Judgment of the Tribunal refusing the Defendants’ application to decertify the class as a whole and revoke the Collective Proceedings Order dated 29 November 2024 (the CPO).
The Tribunal first addressed the question of whether it should consider exercising its power to revoke the CPO. It concluded that the Supreme Court’s decision in Evans [2025] UKSC 48, which post-dated the Tribunal’s decision on certification in these proceedings, represented a sufficient change in circumstances to justify the Tribunal considering whether it should exercise this power.
The Tribunal had particular regard to (i) the strength of the claims, and (ii) the practicability of opt-in proceedings, when considering whether the continuation of these proceedings on an opt-out basis was justified.

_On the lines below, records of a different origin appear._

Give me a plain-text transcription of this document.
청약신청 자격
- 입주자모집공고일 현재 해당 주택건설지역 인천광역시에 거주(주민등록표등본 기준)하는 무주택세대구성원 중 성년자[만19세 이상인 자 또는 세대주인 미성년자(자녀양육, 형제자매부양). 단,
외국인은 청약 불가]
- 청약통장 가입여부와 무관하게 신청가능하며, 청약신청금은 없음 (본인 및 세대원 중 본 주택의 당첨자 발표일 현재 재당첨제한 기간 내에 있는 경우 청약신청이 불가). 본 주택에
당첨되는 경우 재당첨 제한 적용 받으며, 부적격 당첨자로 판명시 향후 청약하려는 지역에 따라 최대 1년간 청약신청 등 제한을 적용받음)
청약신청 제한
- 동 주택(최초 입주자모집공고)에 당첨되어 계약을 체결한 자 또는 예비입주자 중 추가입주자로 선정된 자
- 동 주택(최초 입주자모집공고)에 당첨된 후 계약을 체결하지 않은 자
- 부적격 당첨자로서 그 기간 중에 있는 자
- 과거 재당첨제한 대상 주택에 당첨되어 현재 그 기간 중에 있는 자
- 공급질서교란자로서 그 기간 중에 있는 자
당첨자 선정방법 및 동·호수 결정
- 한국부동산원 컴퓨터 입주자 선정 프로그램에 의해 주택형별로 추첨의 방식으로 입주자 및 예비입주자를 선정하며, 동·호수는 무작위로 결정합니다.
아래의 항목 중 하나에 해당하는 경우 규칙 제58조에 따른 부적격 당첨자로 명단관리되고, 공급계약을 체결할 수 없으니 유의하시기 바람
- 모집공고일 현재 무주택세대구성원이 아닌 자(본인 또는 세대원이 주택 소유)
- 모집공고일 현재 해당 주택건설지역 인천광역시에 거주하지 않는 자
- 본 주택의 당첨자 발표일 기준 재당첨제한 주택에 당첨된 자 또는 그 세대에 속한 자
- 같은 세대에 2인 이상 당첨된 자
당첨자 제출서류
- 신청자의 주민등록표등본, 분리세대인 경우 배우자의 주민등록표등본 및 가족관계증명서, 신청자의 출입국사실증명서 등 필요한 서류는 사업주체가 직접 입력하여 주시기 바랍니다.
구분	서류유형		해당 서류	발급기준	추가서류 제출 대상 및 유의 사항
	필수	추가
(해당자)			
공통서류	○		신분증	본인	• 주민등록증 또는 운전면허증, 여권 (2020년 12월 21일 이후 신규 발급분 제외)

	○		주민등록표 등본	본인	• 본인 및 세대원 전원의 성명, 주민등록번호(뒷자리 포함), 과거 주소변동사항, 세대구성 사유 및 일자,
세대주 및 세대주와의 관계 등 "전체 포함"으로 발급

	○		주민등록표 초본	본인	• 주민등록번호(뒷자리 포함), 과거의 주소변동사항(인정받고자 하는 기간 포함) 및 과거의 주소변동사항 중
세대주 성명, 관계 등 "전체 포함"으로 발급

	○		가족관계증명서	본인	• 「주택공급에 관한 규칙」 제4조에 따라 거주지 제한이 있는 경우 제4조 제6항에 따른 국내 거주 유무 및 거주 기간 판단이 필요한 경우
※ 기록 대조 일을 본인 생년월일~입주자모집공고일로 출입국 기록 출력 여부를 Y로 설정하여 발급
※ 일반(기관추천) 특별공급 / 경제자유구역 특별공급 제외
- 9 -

As to the strength of the claims, the Tribunal held that these are claims which have reasonable prospects, and in the context of certification, may be regarded as relatively strong. The Tribunal concluded that it was entitled to take from the judgment in Kent [2025] CAT 67 that there is evidence which can be put before the Tribunal in support of each step in Dr Ennis’ case, and that this evidence has sufficient cogency and weight to constitute at least a serious case to answer. Even if it were to have no regard to the judgment in Kent, the Tribunal found that, in as far as the claims concern sales through the UK/EU storefronts, they are still relatively strong in the context of certification. The Tribunal drew a distinction between these proceedings and those in Evans in this respect, where the weakness of the claims was considered to be a reason against certifying on an opt-out basis.
As to the practicability of opt-in proceedings, the Tribunal concluded that, tested against the analysis in Evans, these proceedings continue to satisfy the criteria for certification on an opt-out basis. Having regard to economic considerations, the Tribunal held that there are a significant number of developers who have claims which are collectively worth pursuing, which it is unlikely could be reasonably pursued other than collectively and on an opt-out basis. The Tribunal also had regard to non-economic considerations, such as public expressions of concern about retaliation, or the risk of retaliation, by the Defendants against developers who challenge them. The Tribunal concluded that these features of the case, amongst others, mean that the overall balance of justice continues to favour certification of the entire class.